Hi William - great to hear you want to help your niece.

There wasn’t a specific book for how to teach kids. I simply just learned myself and brought it down to a kid level. Youtube is great and also Nelson Dellis’s book “Remember It.”

At 5 years old my daughter can memorize up to 80 random words using a mind palace and the US presidents. She can also remember names, numbers and scriptures/poems using various techniques.


Like most Australians raised so far from the rest of the world, English is my only language. I travel a lot and I’m currently in Tbilisi, Republic of Georgia. When contemplating learning a few get-by words in the local lingo I decided to skip Georgian, as it is spoken almost nowhere outside the Caucasus. A large percentage of the population also speak Russian, so I opted to learn a few phrases in that language.

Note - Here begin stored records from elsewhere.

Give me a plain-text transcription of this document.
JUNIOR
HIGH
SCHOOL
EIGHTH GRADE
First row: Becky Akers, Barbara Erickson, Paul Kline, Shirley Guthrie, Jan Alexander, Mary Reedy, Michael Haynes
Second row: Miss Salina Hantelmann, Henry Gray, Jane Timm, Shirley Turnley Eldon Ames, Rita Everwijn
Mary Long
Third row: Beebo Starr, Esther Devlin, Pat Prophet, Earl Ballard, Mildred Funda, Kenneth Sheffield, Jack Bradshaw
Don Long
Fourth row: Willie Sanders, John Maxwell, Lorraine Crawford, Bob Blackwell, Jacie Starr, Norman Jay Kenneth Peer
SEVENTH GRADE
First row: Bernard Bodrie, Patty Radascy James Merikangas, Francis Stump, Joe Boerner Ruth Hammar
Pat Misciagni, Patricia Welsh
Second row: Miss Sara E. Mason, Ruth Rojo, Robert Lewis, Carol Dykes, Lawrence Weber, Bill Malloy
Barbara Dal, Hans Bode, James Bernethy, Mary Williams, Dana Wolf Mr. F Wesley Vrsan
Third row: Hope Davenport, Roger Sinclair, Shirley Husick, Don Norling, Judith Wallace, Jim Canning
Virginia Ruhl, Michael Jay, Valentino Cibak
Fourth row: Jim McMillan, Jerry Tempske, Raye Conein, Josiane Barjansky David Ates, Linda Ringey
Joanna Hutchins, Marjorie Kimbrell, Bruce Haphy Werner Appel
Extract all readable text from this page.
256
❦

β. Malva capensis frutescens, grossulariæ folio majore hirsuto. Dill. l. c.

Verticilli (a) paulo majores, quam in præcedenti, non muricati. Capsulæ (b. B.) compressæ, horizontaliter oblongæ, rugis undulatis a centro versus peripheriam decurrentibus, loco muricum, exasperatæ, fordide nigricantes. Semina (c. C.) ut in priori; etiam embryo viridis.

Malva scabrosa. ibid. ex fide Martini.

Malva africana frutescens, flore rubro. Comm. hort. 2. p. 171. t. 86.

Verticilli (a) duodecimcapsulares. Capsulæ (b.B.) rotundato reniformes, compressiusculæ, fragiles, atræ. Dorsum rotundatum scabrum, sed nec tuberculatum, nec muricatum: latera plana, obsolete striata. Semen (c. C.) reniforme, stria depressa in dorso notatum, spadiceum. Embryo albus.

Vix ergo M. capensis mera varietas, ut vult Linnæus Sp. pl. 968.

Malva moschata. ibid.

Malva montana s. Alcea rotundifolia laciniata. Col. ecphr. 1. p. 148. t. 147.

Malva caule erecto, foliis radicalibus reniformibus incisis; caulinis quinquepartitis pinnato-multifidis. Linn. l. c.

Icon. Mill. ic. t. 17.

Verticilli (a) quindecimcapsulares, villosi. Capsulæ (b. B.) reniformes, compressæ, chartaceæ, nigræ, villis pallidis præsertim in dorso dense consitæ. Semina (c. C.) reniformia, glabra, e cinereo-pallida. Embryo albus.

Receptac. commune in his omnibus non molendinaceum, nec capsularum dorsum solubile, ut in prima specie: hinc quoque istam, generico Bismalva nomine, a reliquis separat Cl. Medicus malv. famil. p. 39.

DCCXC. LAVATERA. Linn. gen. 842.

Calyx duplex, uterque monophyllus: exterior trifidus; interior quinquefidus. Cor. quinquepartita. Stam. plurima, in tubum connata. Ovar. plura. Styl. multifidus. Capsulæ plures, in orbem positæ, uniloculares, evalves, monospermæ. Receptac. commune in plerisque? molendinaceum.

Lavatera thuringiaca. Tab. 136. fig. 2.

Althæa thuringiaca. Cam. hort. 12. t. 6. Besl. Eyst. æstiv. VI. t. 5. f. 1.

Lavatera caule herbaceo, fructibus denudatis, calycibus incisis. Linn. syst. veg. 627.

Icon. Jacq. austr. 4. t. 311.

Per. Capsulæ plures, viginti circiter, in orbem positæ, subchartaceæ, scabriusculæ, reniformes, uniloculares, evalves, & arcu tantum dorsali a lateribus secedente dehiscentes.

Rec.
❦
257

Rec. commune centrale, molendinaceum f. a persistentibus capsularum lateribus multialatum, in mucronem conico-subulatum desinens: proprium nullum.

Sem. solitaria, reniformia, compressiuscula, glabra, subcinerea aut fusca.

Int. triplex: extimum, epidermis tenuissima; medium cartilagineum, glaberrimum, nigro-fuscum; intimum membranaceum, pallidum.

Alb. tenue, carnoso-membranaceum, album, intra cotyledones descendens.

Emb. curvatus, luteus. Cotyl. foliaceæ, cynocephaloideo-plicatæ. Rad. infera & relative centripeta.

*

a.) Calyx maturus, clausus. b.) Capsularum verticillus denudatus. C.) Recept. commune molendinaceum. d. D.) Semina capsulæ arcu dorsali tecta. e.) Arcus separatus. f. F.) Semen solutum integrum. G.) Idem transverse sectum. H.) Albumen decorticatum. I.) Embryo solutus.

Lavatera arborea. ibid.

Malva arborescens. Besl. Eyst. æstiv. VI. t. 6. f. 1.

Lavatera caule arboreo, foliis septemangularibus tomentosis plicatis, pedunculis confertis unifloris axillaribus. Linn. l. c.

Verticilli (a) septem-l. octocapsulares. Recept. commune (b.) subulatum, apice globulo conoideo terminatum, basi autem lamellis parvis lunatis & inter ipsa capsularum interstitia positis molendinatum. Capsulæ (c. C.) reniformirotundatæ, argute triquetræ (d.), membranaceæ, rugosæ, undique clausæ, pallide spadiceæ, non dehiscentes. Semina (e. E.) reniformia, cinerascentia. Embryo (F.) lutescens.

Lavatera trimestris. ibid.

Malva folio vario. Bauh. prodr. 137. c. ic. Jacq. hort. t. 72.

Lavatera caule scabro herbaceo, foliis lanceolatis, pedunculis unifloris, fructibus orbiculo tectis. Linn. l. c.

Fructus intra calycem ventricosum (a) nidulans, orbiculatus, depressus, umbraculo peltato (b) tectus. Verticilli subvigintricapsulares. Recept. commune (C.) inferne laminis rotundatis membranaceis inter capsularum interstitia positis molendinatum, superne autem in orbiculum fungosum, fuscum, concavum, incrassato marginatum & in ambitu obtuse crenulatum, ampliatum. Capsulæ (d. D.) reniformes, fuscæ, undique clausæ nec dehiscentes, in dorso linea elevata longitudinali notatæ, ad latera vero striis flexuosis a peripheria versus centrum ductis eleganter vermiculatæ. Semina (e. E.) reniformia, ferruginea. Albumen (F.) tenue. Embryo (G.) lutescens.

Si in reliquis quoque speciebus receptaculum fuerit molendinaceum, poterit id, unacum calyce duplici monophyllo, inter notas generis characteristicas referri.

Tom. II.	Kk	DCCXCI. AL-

However, before I go into a shop with some specific purchase in mind I always make a pre entry in Google Translate in Georgian. It’s amazing how far that app has come. None of the natives ever have a problem with any of the translation.

As to memory techniques, I am so often frustrated and disheartened by how difficult it is to convince parents unfamiliar with mnemonics as to what a tremendous boon it will be to their children as they progress through the educational levels. One great regret of my life is that I didn’t become aware of mnemonics techniques until late in life.


A bit late to the game, but may I suggest you look at “Mind Maps for Kids: Max Your Memory and Concentration” by Tony Buzan (found e.g. from Used it myself ~10 years ago to help our son to get started.

Thanks Thomas. Never too late. I’ll check it out and pass the information on.